At that point, however, the need to go through probate may be triggered. That is why, in Massachusetts and across the country, the most effective forms of estate planning take account of ways to avoid probate.
One way to do this is to through revocable trusts. Revocable merely means that it could be changed. But change is a legitimate possibility in an estate planning process that, as important as it is, is not static and fixed for all time. For example, if the parties get divorced, the estate plan should change accordingly.
Still, a basic procedure that makes sense for many couples is for both marriage partners to create revocable trusts. In this way, marital property is left not directly to the other spouse, but to the trust for transmission to the spouse.

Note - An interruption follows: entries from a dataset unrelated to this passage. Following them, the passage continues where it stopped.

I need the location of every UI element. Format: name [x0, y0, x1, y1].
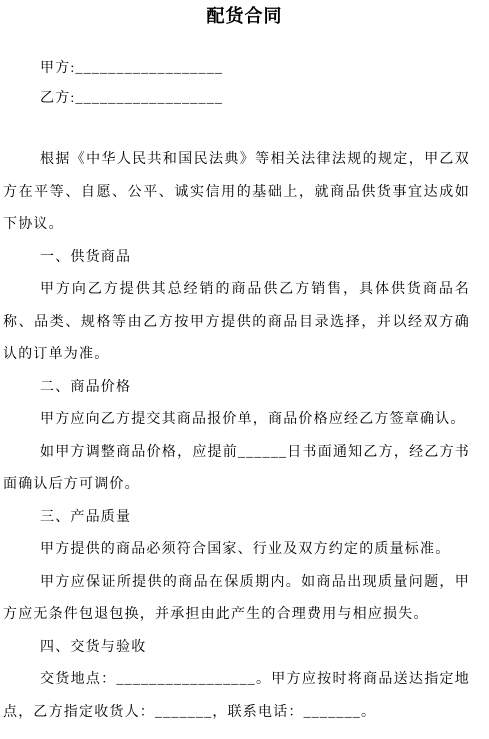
section-2-heading: 二、商品价格 [3, 372, 470, 405]
party-b-blank: __________________ [76, 91, 224, 106]
party-b-label: 乙方: [40, 91, 76, 106]
section-4-heading: 四、交货与验收 [3, 632, 470, 665]
section-3-paragraph-1: 甲方提供的商品必须符合国家、行业及双方约定的质量标准。 [3, 534, 470, 567]
section-1-heading: 一、供货商品 [3, 242, 470, 275]
section-3-heading: 三、产品质量 [3, 502, 470, 535]
party-a-line: 甲方:__________________ [40, 54, 470, 84]
intro-paragraph: 根据《中华人民共和国民法典》等相关法律法规的规定，甲乙双方在平等、自愿、公平、诚… [3, 144, 470, 242]
party-a-blank: __________________ [76, 61, 224, 76]
section-2-paragraph-2: 如甲方调整商品价格，应提前______日书面通知乙方，经乙方书面确认后方可调价。 [3, 437, 470, 502]
party-b-line: 乙方:__________________ [40, 84, 470, 114]
contract-document: 配货合同 甲方:__________________ 乙方:__________… [0, 0, 489, 739]
parties-block: 甲方:__________________ 乙方:_______________… [3, 54, 470, 114]
document-title: 配货合同 [3, 4, 486, 28]
section-2-paragraph-1: 甲方应向乙方提交其商品报价单，商品价格应经乙方签章确认。 [3, 404, 470, 437]
section-1-paragraph: 甲方向乙方提供其总经销的商品供乙方销售，具体供货商品名称、品类、规格等由乙方按甲… [3, 274, 470, 372]
section-3-paragraph-2: 甲方应保证所提供的商品在保质期内。如商品出现质量问题，甲方应无条件包退包换，并承… [3, 567, 470, 632]
contract-body: 根据《中华人民共和国民法典》等相关法律法规的规定，甲乙双方在平等、自愿、公平、诚… [3, 144, 470, 729]
section-4-paragraph-1: 交货地点：_________________。甲方应按时将商品送达指定地点，乙方… [3, 664, 470, 729]
party-a-label: 甲方: [40, 61, 76, 76]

In order to implement this type of estate plan, a key step is therefore to make sure bank accounts and other financial accounts are appropriately retitled. Once they are retitled, the accounts would bear the names not of the spouses, but of their revocable trusts.
Of course, there are many factors that can be involved for specific couples. There is no such thing as a one-size-fits-all estate plan. It is good to be aware, however, of basic estate plan strategies such as the use of revocable trusts.